Persistently cached declaration maps
Follow up to #1767.
In that PR, we computed documentPositionMappers based on declaration map files and cached them at the language service level. This can be rather inefficient because a language service is created per request, so the cached position mappers were recomputed for every LS request.
In this PR, we cache position mappers in the source file structures themselves, and those get persisted across snapshots and therefore across different language services. We achieve this in the following way:
- When we get a request in the server, we get an LS from session that is based on the current snapshot. We use this LS to compute the response.
- We collect all file paths present in the response which could be subjected to declaration mapping.
- We ask session for a new LS that is based on the old snapshot but contains declaration maps for the files collected in the previous step.
- We compute a new response by mapping old positions to new positions using this new LS with declaration map information.
To implement step 3, we now have a new operation on snapshots, CloneWithSourceMaps, which clones a snapshot with additional declaration map information. This is done by creating a snapshotFSBuilder based on the current snapshot, and having the snapshot FS builder read additional files and compute declaration map information.

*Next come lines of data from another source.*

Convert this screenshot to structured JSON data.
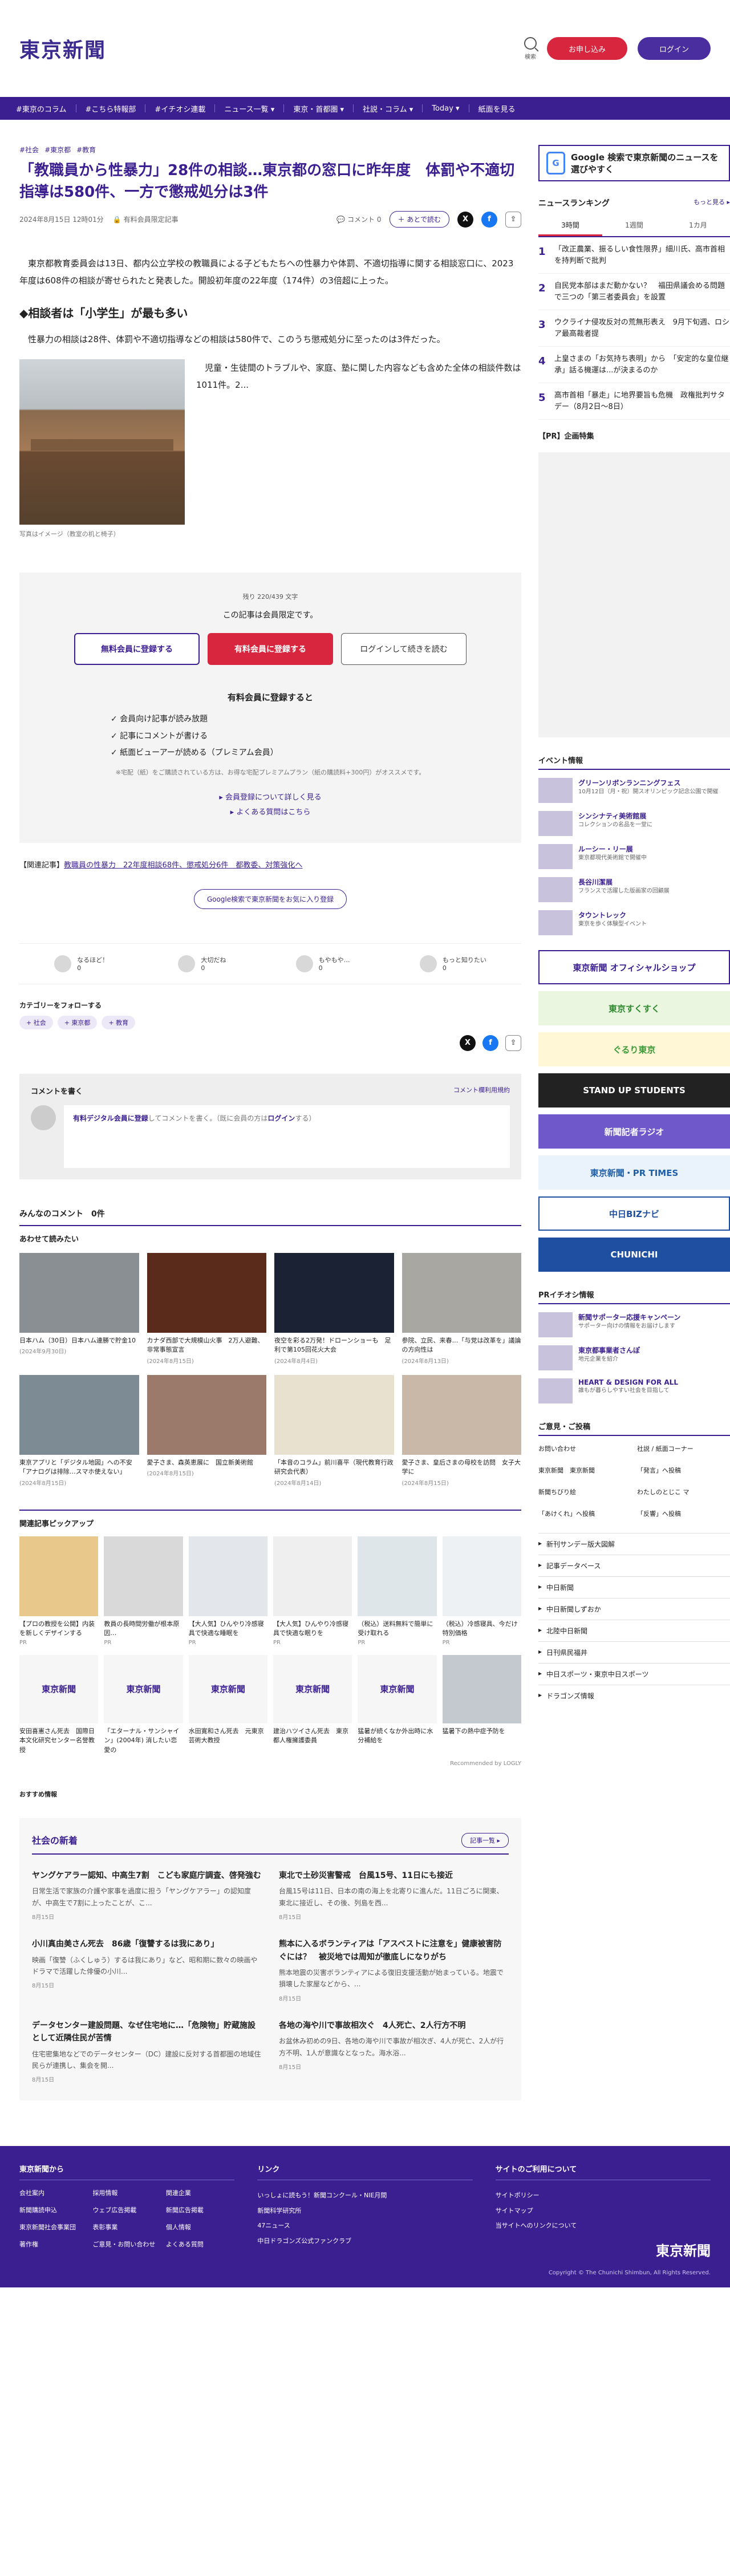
{
  "header": {
    "logo": "東京新聞",
    "search_label": "検索",
    "subscribe": "お申し込み",
    "login": "ログイン"
  },
  "nav": [
    "#東京のコラム",
    "#こちら特報部",
    "#イチオシ連載",
    "ニュース一覧 ▾",
    "東京・首都圏 ▾",
    "社説・コラム ▾",
    "Today ▾",
    "紙面を見る"
  ],
  "article": {
    "tags": [
      "#社会",
      "#東京都",
      "#教育"
    ],
    "title": "「教職員から性暴力」28件の相談…東京都の窓口に昨年度　体罰や不適切指導は580件、一方で懲戒処分は3件",
    "date": "2024年8月15日 12時01分",
    "badge": "有料会員限定記事",
    "comment_label": "コメント",
    "comment_count": "0",
    "later_label": "あとで読む",
    "lead": "東京都教育委員会は13日、都内公立学校の教職員による子どもたちへの性暴力や体罰、不適切指導に関する相談窓口に、2023年度は608件の相談が寄せられたと発表した。開設初年度の22年度（174件）の3倍超に上った。",
    "subhead": "◆相談者は「小学生」が最も多い",
    "para1": "性暴力の相談は28件、体罰や不適切指導などの相談は580件で、このうち懲戒処分に至ったのは3件だった。",
    "para2": "児童・生徒間のトラブルや、家庭、塾に関した内容なども含めた全体の相談件数は1011件。2...",
    "caption": "写真はイメージ（教室の机と椅子）"
  },
  "paywall": {
    "remaining": "残り 220/439 文字",
    "notice": "この記事は会員限定です。",
    "btn_free": "無料会員に登録する",
    "btn_paid": "有料会員に登録する",
    "btn_login": "ログインして続きを読む",
    "benefit_title": "有料会員に登録すると",
    "benefits": [
      "✓ 会員向け記事が読み放題",
      "✓ 記事にコメントが書ける",
      "✓ 紙面ビューアーが読める（プレミアム会員）"
    ],
    "note": "※宅配（紙）をご購読されている方は、お得な宅配プレミアムプラン（紙の購読料+300円）がオススメです。",
    "link1": "▸ 会員登録について詳しく見る",
    "link2": "▸ よくある質問はこちら"
  },
  "related": {
    "label": "【関連記事】",
    "link": "教職員の性暴力　22年度相談68件、懲戒処分6件　都教委、対策強化へ"
  },
  "gnews_btn": "Google検索で東京新聞をお気に入り登録",
  "reactions": [
    {
      "label": "なるほど！",
      "count": "0"
    },
    {
      "label": "大切だね",
      "count": "0"
    },
    {
      "label": "もやもや…",
      "count": "0"
    },
    {
      "label": "もっと知りたい",
      "count": "0"
    }
  ],
  "categories": {
    "title": "カテゴリーをフォローする",
    "chips": [
      "+ 社会",
      "+ 東京都",
      "+ 教育"
    ]
  },
  "comment": {
    "title": "コメントを書く",
    "rule": "コメント欄利用規約",
    "prompt_link": "有料デジタル会員に登録",
    "prompt_text": "してコメントを書く。（既に会員の方は",
    "prompt_login": "ログイン",
    "prompt_end": "する）"
  },
  "everyone_comments": {
    "title": "みんなのコメント",
    "count": "0件"
  },
  "also_read": {
    "title": "あわせて読みたい",
    "cards": [
      {
        "title": "日本ハム（30日）日本ハム連勝で貯金10",
        "date": "(2024年9月30日)"
      },
      {
        "title": "カナダ西部で大規模山火事　2万人避難、非常事態宣言",
        "date": "(2024年8月15日)"
      },
      {
        "title": "夜空を彩る2万発！ドローンショーも　足利で第105回花火大会",
        "date": "(2024年8月4日)"
      },
      {
        "title": "参院、立民、来春…「与党は改革を」議論の方向性は",
        "date": "(2024年8月13日)"
      },
      {
        "title": "東京アプリと「デジタル地図」への不安　「アナログは排除…スマホ使えない」",
        "date": "(2024年8月15日)"
      },
      {
        "title": "愛子さま、森英恵展に　国立新美術館",
        "date": "(2024年8月15日)"
      },
      {
        "title": "「本音のコラム」前川喜平（現代教育行政研究会代表）",
        "date": "(2024年8月14日)"
      },
      {
        "title": "愛子さま、皇后さまの母校を訪問　女子大学に",
        "date": "(2024年8月15日)"
      }
    ]
  },
  "pickup": {
    "title": "関連記事ピックアップ",
    "tiles": [
      {
        "title": "【プロの教授を公開】内装を新しくデザインする",
        "src": "PR"
      },
      {
        "title": "教員の長時間労働が根本原因…",
        "src": "PR"
      },
      {
        "title": "【大人気】ひんやり冷感寝具で快適な睡眠を",
        "src": "PR"
      },
      {
        "title": "【大人気】ひんやり冷感寝具で快適な眠りを",
        "src": "PR"
      },
      {
        "title": "（税込）送料無料で簡単に受け取れる",
        "src": "PR"
      },
      {
        "title": "（税込）冷感寝具、今だけ特別価格",
        "src": "PR"
      },
      {
        "title": "安田喜憲さん死去　国際日本文化研究センター名誉教授",
        "src": "東京新聞"
      },
      {
        "title": "「エターナル・サンシャイン」(2004年) 消したい恋愛の",
        "src": "東京新聞"
      },
      {
        "title": "水田寛和さん死去　元東京芸術大教授",
        "src": "東京新聞"
      },
      {
        "title": "建治ハツイさん死去　東京都人権擁護委員",
        "src": "東京新聞"
      },
      {
        "title": "猛暑が続くなか外出時に水分補給を",
        "src": "東京新聞"
      },
      {
        "title": "猛暑下の熱中症予防を",
        "src": "東京新聞"
      }
    ],
    "powered": "Recommended by LOGLY"
  },
  "recommend_label": "おすすめ情報",
  "cat_news": {
    "title": "社会の新着",
    "more": "記事一覧 ▸",
    "items": [
      {
        "title": "ヤングケアラー認知、中高生7割　こども家庭庁調査、啓発強む",
        "body": "日常生活で家族の介護や家事を過度に担う「ヤングケアラー」の認知度が、中高生で7割に上ったことが、こ...",
        "date": "8月15日"
      },
      {
        "title": "東北で土砂災害警戒　台風15号、11日にも接近",
        "body": "台風15号は11日、日本の南の海上を北寄りに進んだ。11日ごろに関東、東北に接近し、その後、列島を西...",
        "date": "8月15日"
      },
      {
        "title": "小川真由美さん死去　86歳「復讐するは我にあり」",
        "body": "映画「復讐（ふくしゅう）するは我にあり」など、昭和期に数々の映画やドラマで活躍した俳優の小川...",
        "date": "8月15日"
      },
      {
        "title": "熊本に入るボランティアは「アスベストに注意を」健康被害防ぐには？　被災地では周知が徹底しになりがち",
        "body": "熊本地震の災害ボランティアによる復旧支援活動が始まっている。地震で損壊した家屋などから、...",
        "date": "8月15日"
      },
      {
        "title": "データセンター建設問題、なぜ住宅地に…「危険物」貯蔵施設として近隣住民が苦情",
        "body": "住宅密集地などでのデータセンター（DC）建設に反対する首都圏の地域住民らが連携し、集会を開...",
        "date": "8月15日"
      },
      {
        "title": "各地の海や川で事故相次ぐ　4人死亡、2人行方不明",
        "body": "お盆休み初めの9日、各地の海や川で事故が相次ぎ、4人が死亡、2人が行方不明、1人が意識なとなった。海水浴...",
        "date": "8月15日"
      }
    ]
  },
  "side": {
    "gnews": "Google 検索で東京新聞のニュースを選びやすく",
    "ranking_title": "ニュースランキング",
    "ranking_more": "もっと見る ▸",
    "tabs": [
      "3時間",
      "1週間",
      "1カ月"
    ],
    "ranks": [
      {
        "n": "1",
        "t": "「改正農業、振るしい食性限界」細川氏、高市首相を持判断で批判"
      },
      {
        "n": "2",
        "t": "自民党本部はまだ動かない？　福田県議会める問題で三つの「第三者委員会」を設置"
      },
      {
        "n": "3",
        "t": "ウクライナ侵攻反対の荒無形表え　9月下旬週、ロシア最高裁者提"
      },
      {
        "n": "4",
        "t": "上皇さまの「お気持ち表明」から　「安定的な皇位継承」話る機運は...が決まるのか"
      },
      {
        "n": "5",
        "t": "高市首相「暴走」に地界要旨も危機　政権批判サタデー（8月2日～8日）"
      }
    ],
    "pr_label": "【PR】企画特集",
    "event_title": "イベント情報",
    "events": [
      {
        "title": "グリーンリボンランニングフェス",
        "desc": "10月12日（月・祝）開スオリンピック記念公園で開催"
      },
      {
        "title": "シンシナティ美術館展",
        "desc": "コレクションの名品を一堂に"
      },
      {
        "title": "ルーシー・リー展",
        "desc": "東京都現代美術館で開催中"
      },
      {
        "title": "長谷川潔展",
        "desc": "フランスで活躍した版画家の回顧展"
      },
      {
        "title": "タウントレック",
        "desc": "東京を歩く体験型イベント"
      }
    ],
    "banners": [
      "東京新聞 オフィシャルショップ",
      "東京すくすく",
      "ぐるり東京",
      "STAND UP STUDENTS",
      "新聞記者ラジオ",
      "東京新聞・PR TIMES",
      "中日BIZナビ",
      "CHUNICHI"
    ],
    "pr_title": "PRイチオシ情報",
    "pr_items": [
      {
        "title": "新聞サポーター応援キャンペーン",
        "desc": "サポーター向けの情報をお届けします"
      },
      {
        "title": "東京都事業者さんぽ",
        "desc": "地元企業を紹介"
      },
      {
        "title": "HEART & DESIGN FOR ALL",
        "desc": "誰もが暮らしやすい社会を目指して"
      }
    ],
    "guide_title": "ご意見・ご投稿",
    "guide_links": [
      "お問い合わせ",
      "社説 / 紙面コーナー",
      "東京新聞　東京新聞",
      "「発言」へ投稿",
      "新聞ちびり絵",
      "わたしのとじこ マ",
      "「あけくれ」へ投稿",
      "「反響」へ投稿"
    ],
    "menu": [
      "新刊サンデー版大図解",
      "記事データベース",
      "中日新聞",
      "中日新聞しずおか",
      "北陸中日新聞",
      "日刊県民福井",
      "中日スポーツ・東京中日スポーツ",
      "ドラゴンズ情報"
    ]
  },
  "footer": {
    "col1_title": "東京新聞から",
    "col1_links": [
      "会社案内",
      "採用情報",
      "関連企業",
      "新聞購読申込",
      "ウェブ広告掲載",
      "新聞広告掲載",
      "東京新聞社会事業団",
      "表彰事業",
      "個人情報",
      "著作権",
      "ご意見・お問い合わせ",
      "よくある質問"
    ],
    "col2_title": "リンク",
    "col2_links": [
      "いっしょに読もう！新聞コンクール・NIE月間",
      "新聞科学研究所",
      "47ニュース",
      "中日ドラゴンズ公式ファンクラブ"
    ],
    "col3_title": "サイトのご利用について",
    "col3_links": [
      "サイトポリシー",
      "サイトマップ",
      "当サイトへのリンクについて"
    ],
    "logo": "東京新聞",
    "copyright": "Copyright © The Chunichi Shimbun, All Rights Reserved."
  },
  "colors": {
    "brand": "#3b1f91",
    "accent": "#d7263d"
  }
}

To persist these newly read files and declaration map information across future snapshots, we also add these files and computed information to the session's current snapshot. This is implemented in CloneWithDiskChanges. We also update file watchers to include any newly read disk file that was added as part of those changes.

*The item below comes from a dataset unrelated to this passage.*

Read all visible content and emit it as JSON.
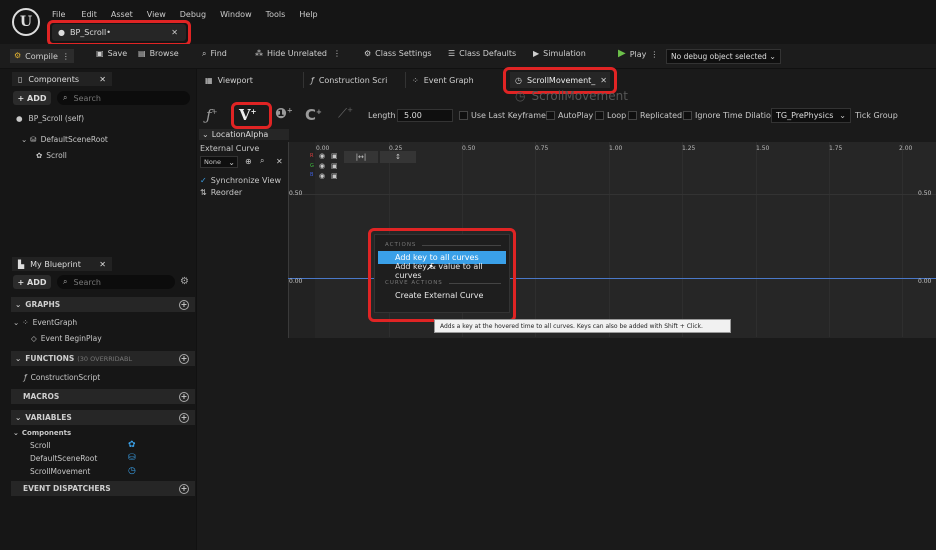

Note: a snapshot FS has two kinds of files cached, overlays and disk files. Overlays are files open in the client, and their contents may or may not match the corresponding disk files, if those exist. To simplify the implementation here, we only compute declaration map information based on disk files. That means if a .d.ts file or .d.ts.map file is open in the client, we won't use the overlay contents, and will instead read from disk. If the overlay content matches the disk content, there's no noticeable difference. If it doesn't, there will be a mismatch in the mapped positions. But in this scenario, something has gone wrong already: if the user edits a .d.ts file in the client (but doesn't save it to disk), and that .d.ts had a declaration map generated for it, the mapping of positions is already going to be wrong.